Choreography for peace

Geeta Chandran.

Geeta Chandran.  

GEETA CHANDRAN presented a new production, `Imagining Peace', at the International Symposium on Reconciliation in New Delhi this past week. Organised by WISCOMP (Women in Security, Conflict Management and Peace), the composition was designed on the theme of reconciliation. Multimedia in nature, it contained two basic ideas: One was that women who play a major role in moulding their children's personalities, can steer society towards a vision of peace and a mood of reconciliation. The second was the thought-provoking statement that the present myths and concepts that inform Hinduism need to be looked into with fresh insight, to weed out the underlying currents of violence that have acquired acceptance through tradition.

The story starts with a mother and child (Geeta and her disciple Gunjan Bhan) dancing together at home.

The peaceful atmosphere of the rehearsal session - or lesson - is disrupted by sirens and explosions outside. The mother comforts the scared child and puts her to sleep. Later the mother recounts the story of Mahishasura Mardini - the Mother Goddess as a fierce and powerful deity destroying demons.

To the adult, the Goddess represents valour and the victory of good over evil, but the child sees images of blood and gore as the deity is described with her garland of skulls, riding a tiger, ripping apart the evildoer.

As the child asks why everybody is always talking about killing and blood, the mother is taken aback. It was a telling comment on the effect of images on our collective minds.

Most peace-loving people agree that TV and films foster violent mindsets, but we treat our myths as sacrosanct, usually unwilling to revisit them with a critical eye. Of course, metaphors such as Krishna dallying with thousands of gopis have been challenged and debated at length. But images that emphasise the power of woman are usually celebrated. So it was a bold step Geeta took in challenging the `politically correct' approach. It remains to be seen however, whether she incorporates the piece in a regular performance of Bharatanatyam, out of the `safe' confines of a conference on peace.
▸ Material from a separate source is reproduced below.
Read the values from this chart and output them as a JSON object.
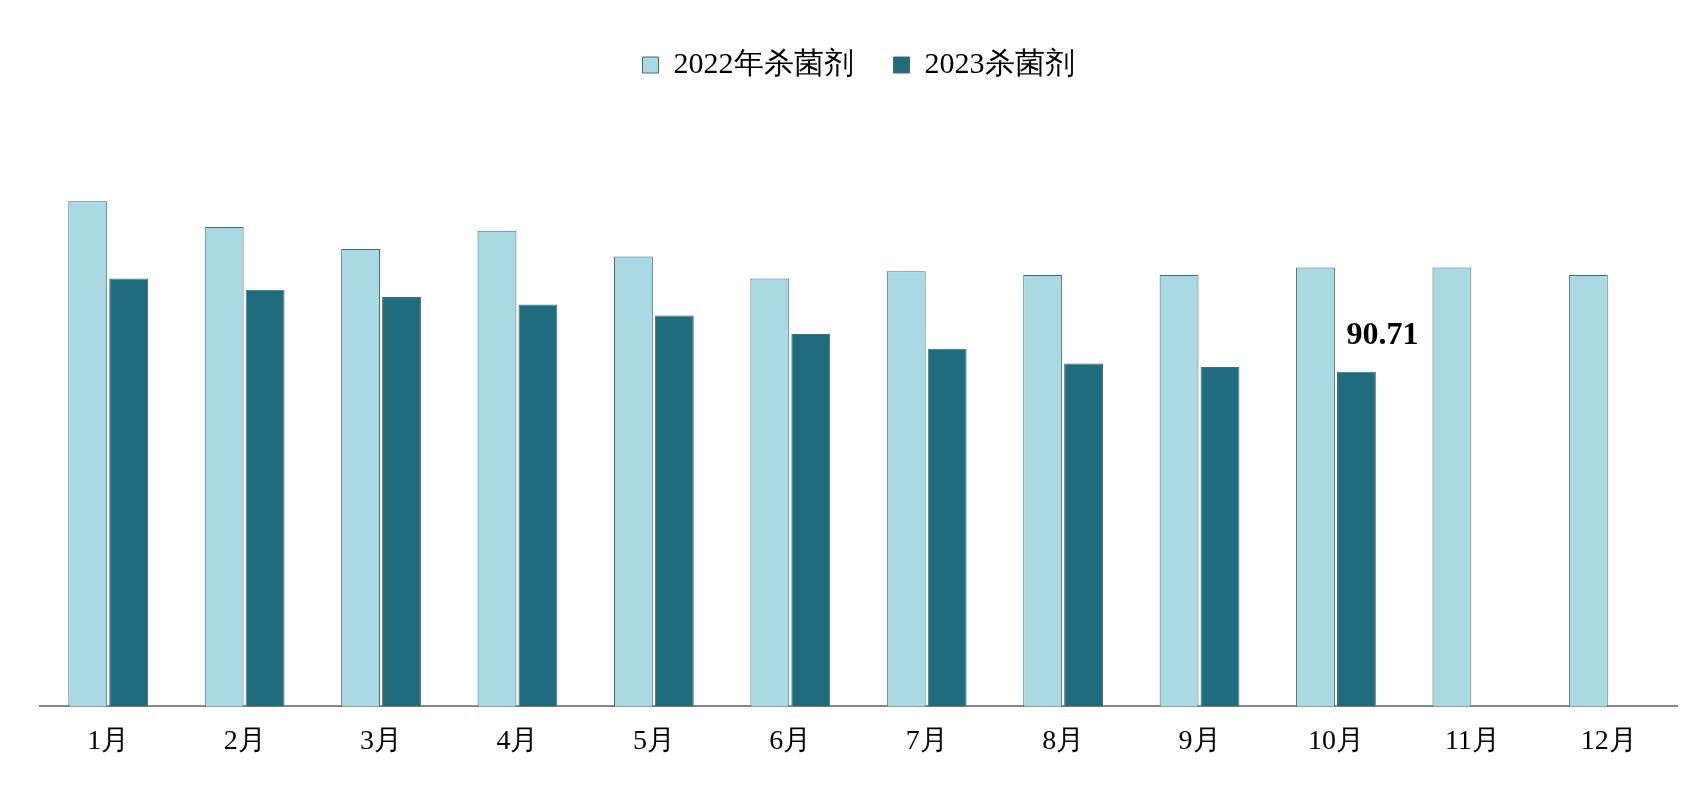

The other piece she presented was on the theme of the five elements, how despite their completely disparate qualities, they have combined to create a world of harmony and joy, with enough for all the creatures of the earth. In the jatis for each of the elements, recited by Tanjavur Keshavan (on a recorded soundtrack), the dancer made use of movements not normally associated with the syllables, juxtaposing soft head, hand and torso movements with the brisk recitation and reserving the heavy footwork for the earth segment. These ideas lent a freshness to the portrayal of the elements, which are favourite themes for interpretation and often seen.

The loudness of the jatis used in the nightmare sequence, where the child is disturbed and frightened in her sleep, seemed a good idea. But when the tone did not vary during the rest of the presentation, it seemed to have been an accidental match the first time. Sudha Raghuraman's singing was evocative, and Bejjanki Krishna on the mridangam provided rousing support, among the number of other musicians in the orchestra.

The film screen held up by Geeta at the end, on which images of violence were projected, added a dimension to the production, what with an eerie light reflecting on the dancer's face as well. However, the same could not be said about the smoke machine. Granted, it was a multi-media projection, so dance was not the only medium of expression. Still, to combine stage lights and the magic of an expressional form like Bharatanatyam with a heaving, hissing smoke machine that carries its own unavoidable soundtrack seems less than desirable. Lights by Sharad Kulshreshtha while provided a good ambience at times, seemed at others to be providing more darkness than light, in sequences where abhinaya was important.

This is a production that deserves to be seen again, by artistes as well as the general public.